The Model Based Approach is the typical and most traditional way of teaching. Predominantly used for teaching technique and has been popular amongst Tennis coaching since the early days. In some ways, this is the most simple way of coaching. A coach on one side, the player on the other, the coach will then simply feed tennis balls in order to improve the swing or technique. From this approach the simple goal is, teach, improve & repeat. The benefits for this approach are that the player/learner has no stresses to deal with, such as a point or movement pressure, therefore it enables both the coach and player to get quite intricate and detailed with both the basics or the advanced in very closed situation. When Agassi was a youngster learning the game, his father forced him to hit hundreds and hundreds of balls that he fed from the other side of the net. Why? To improve his technique and ball skills. It worked, obviously, as he used the boring training of the MBA, and played enough matches to practice it. However, Agassi openly said in his autobiography that he hated training and hated Tennis because of the boredom of it. Could he have learnt a different way?

The Game Based Approach is a modern take on the model Based Approach. It has similarities, however the goal and purpose is slightly different. The purpose of the GBA is simple: To get better at playing the game. This is refreshing as this approach can be used for ANY standard and can help achieve any goal. Unlike the model based approach, the GBA is much less restricted and supports players power as it forces the player to almost teach themselves. For example, let’s say a player needs to improve at hitting the ball with more height when pushed back behind the baseline. The coach will set up a specific and realistic scenario that can be found on the match court. The coach will then break the shot down with the player so that the player has to think for themselves. The coach may say things like “hit the ball when it’s dropping” (if we let the ball drop, we tend to hit the ball upwards), therefore the coach isn’t doing it for the player, the coach is simply guiding the player in the right direction but still allows the player to work it out for themselves. Because a specific scenario has been set, the player will then be able to relate to it when they are the match court. GBA requires a lot of technical and tactical knowledge from the coach, but if taught properly can be highly beneficial to any age and ability.

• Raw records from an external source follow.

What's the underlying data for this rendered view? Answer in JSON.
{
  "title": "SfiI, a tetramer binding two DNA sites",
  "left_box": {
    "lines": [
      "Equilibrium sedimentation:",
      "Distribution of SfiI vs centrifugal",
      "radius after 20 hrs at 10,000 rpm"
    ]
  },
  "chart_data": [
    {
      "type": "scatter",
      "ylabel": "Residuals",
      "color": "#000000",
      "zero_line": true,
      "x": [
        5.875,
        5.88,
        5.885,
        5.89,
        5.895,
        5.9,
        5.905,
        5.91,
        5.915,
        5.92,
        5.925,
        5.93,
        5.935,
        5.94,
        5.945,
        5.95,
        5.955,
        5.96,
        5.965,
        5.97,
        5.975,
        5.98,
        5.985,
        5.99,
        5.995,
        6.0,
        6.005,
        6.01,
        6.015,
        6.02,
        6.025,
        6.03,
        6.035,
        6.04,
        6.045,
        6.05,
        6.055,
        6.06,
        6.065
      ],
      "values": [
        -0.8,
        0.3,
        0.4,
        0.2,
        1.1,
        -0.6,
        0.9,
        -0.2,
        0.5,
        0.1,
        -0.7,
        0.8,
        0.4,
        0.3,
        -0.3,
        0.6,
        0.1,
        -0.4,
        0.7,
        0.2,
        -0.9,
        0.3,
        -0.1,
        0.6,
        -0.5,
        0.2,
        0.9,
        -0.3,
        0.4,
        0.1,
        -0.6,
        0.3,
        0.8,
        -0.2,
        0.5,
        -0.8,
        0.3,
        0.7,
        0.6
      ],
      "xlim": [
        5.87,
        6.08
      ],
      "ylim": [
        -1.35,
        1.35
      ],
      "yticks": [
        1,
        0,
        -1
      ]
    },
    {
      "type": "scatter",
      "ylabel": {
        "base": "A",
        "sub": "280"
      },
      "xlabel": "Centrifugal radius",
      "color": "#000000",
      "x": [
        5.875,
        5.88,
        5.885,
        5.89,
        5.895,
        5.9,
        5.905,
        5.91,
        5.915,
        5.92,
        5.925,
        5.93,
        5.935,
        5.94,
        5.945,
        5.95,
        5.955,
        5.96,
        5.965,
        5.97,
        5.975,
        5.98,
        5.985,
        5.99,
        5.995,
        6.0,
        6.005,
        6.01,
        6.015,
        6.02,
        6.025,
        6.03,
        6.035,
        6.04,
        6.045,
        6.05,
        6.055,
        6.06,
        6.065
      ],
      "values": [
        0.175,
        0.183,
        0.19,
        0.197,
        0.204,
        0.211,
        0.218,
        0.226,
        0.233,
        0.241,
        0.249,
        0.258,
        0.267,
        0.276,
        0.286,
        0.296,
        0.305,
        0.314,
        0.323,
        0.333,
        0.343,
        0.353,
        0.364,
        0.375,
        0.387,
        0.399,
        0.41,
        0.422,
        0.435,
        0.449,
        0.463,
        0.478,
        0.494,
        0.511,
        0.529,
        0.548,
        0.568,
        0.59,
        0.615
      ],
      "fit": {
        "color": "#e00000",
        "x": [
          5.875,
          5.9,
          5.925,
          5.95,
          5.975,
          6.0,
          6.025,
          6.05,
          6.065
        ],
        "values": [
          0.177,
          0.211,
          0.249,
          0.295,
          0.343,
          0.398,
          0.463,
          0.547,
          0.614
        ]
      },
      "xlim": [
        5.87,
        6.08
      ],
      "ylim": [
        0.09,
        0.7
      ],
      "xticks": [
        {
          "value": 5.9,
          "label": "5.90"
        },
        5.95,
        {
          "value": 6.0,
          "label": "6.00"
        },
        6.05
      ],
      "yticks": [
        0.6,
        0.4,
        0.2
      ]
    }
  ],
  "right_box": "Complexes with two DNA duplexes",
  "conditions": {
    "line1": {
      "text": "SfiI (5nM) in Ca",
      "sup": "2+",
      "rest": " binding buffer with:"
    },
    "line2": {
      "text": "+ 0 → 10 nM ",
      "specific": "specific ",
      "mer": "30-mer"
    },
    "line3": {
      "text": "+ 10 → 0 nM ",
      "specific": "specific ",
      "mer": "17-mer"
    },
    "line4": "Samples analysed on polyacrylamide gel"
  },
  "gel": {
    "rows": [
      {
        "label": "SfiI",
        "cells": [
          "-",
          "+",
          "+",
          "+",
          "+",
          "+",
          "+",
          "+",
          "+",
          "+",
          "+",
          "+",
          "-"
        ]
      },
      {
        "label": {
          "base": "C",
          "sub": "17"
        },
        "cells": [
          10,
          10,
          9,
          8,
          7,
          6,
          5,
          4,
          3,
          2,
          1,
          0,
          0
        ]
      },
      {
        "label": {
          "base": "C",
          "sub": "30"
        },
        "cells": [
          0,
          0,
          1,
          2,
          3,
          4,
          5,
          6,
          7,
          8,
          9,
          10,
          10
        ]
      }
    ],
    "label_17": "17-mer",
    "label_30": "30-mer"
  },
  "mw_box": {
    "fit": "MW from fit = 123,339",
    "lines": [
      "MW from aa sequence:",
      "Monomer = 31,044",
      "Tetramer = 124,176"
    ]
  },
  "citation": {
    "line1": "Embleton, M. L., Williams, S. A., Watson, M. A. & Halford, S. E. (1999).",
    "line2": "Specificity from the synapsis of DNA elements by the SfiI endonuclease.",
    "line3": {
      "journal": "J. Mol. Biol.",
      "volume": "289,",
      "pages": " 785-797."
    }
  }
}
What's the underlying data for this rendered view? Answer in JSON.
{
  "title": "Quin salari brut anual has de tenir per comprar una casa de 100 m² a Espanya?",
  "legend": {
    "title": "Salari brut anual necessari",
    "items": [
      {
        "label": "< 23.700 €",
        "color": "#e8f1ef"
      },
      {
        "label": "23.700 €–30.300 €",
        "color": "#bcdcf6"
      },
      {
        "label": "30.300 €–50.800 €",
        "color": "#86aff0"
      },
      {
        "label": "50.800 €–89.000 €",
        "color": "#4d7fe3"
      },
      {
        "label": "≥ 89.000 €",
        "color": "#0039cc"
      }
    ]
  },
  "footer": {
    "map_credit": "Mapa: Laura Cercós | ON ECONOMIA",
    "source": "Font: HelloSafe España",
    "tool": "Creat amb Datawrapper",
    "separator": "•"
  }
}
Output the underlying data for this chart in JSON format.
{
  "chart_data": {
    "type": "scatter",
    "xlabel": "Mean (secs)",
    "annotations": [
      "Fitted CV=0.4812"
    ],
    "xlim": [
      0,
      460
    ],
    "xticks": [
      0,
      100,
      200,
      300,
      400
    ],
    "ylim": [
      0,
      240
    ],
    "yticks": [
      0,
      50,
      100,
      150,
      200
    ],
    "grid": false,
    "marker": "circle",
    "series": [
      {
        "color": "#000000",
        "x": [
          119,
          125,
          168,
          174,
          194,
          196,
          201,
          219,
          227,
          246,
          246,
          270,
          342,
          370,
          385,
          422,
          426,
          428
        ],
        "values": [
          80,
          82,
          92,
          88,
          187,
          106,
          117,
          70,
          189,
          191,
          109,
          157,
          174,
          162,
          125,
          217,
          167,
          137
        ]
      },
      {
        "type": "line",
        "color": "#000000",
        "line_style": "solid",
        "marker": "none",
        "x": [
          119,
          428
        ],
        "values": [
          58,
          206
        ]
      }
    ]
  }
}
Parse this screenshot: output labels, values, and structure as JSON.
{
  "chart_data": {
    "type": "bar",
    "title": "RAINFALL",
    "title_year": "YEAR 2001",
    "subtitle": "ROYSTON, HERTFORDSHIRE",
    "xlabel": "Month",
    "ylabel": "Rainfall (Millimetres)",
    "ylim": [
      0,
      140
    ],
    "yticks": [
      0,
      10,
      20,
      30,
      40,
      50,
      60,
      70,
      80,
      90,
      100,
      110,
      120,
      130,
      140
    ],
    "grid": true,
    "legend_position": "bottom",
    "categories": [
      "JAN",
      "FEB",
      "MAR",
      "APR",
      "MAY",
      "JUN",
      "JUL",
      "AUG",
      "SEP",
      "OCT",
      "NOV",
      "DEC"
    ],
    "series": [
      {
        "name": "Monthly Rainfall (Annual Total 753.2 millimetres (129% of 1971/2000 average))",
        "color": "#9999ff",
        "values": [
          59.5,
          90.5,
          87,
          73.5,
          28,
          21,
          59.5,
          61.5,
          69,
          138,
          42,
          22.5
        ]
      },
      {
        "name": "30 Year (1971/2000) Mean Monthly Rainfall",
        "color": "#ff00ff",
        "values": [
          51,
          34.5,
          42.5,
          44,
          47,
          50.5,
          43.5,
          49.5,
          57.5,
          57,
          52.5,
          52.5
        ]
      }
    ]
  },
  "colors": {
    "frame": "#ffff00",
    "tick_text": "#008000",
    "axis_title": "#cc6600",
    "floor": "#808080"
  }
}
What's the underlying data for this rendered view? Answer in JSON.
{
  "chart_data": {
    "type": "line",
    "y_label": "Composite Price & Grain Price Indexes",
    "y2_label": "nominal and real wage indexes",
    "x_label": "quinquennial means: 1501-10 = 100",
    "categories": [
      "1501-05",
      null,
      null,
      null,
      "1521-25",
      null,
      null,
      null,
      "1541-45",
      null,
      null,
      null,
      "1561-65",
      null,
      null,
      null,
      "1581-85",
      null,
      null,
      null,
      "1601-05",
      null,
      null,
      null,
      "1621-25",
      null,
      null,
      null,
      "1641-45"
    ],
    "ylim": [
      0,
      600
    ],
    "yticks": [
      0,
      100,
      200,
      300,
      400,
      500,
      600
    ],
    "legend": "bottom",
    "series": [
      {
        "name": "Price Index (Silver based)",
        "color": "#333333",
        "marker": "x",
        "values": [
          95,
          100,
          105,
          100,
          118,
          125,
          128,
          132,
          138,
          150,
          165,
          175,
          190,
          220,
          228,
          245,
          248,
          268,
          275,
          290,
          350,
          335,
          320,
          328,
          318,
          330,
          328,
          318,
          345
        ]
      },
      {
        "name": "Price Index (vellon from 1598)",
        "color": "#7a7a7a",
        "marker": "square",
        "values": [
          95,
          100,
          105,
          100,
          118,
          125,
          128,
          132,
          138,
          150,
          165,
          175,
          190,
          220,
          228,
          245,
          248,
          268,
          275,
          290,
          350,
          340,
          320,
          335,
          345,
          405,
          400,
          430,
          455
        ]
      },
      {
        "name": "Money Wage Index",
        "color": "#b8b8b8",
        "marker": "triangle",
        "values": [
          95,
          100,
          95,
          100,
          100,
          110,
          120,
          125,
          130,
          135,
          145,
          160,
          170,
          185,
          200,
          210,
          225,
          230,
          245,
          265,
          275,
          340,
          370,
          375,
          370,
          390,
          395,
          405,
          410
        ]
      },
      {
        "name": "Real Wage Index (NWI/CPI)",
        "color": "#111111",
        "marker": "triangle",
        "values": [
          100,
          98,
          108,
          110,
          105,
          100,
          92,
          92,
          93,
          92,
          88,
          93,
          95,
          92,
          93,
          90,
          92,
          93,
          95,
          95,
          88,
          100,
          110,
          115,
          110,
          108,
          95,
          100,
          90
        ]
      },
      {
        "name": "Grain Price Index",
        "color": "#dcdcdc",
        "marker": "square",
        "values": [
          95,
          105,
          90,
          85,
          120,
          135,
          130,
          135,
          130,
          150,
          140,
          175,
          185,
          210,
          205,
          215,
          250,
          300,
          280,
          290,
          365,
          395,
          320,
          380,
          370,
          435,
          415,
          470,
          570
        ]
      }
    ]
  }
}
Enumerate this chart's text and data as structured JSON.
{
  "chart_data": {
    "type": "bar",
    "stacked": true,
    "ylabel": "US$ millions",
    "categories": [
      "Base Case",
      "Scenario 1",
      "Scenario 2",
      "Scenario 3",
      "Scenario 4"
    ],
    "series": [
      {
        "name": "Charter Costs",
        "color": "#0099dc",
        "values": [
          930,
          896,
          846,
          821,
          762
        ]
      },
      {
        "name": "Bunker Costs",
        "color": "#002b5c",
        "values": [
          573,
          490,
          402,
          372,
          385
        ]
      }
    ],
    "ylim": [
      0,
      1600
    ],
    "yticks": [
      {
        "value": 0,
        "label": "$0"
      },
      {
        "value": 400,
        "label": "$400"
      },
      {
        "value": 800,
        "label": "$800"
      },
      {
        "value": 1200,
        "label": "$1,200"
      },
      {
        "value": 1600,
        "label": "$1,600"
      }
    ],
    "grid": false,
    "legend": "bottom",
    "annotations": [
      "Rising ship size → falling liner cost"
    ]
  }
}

To compare the two, let’s talk about Golf. There are two options when you play Golf. The driving range, or the course. The MBA approach links well to the driving range. Very broken down and specific and involves minimal pressures such as wind direction or distance. If a player only practices his driver on the driving range and then suddenly goes on the course, how are they going fair? There are suddenly lots more parameters and stressors for the player to contend with. Their driving shot which was once working so nicely on the driving range, has now become under other pressures. Therefore, if a player combines their driving range practice (MBA) with frequent rounds on a course (GBA) then the player can maximise their learning so that they simply improve at the game.

What’s important to understand is that some players and people respond differently to different teaching styles, therefore coaches MUST be able to adapt to their player. Over time, I feel that both a mixture of MBA & GBA approach tend to work. Teach the player in a simple, no pressure situation (MBA) and then let the player improve at that, by themselves, in a realistic and more pressured situation that aids in player power and realism GBA).

The next time you teach someone, try and think of different ways you can teach the person or player. What do they respond to? What do they enjoy the most? Essentially, a coach must adapt and allow their player to grow and improve through their own learning. I have never been a fan of doing everything for a player. Of course sometimes, especially if they’re young, coaches may need to offer an extra hand and help them in a simple and closed manner. However, at some point the player/person will need to work things out for themselves. Therefore it’s important that the coach gives the player enough independence and power through their own learning, to improve themselves in difficult real life situations.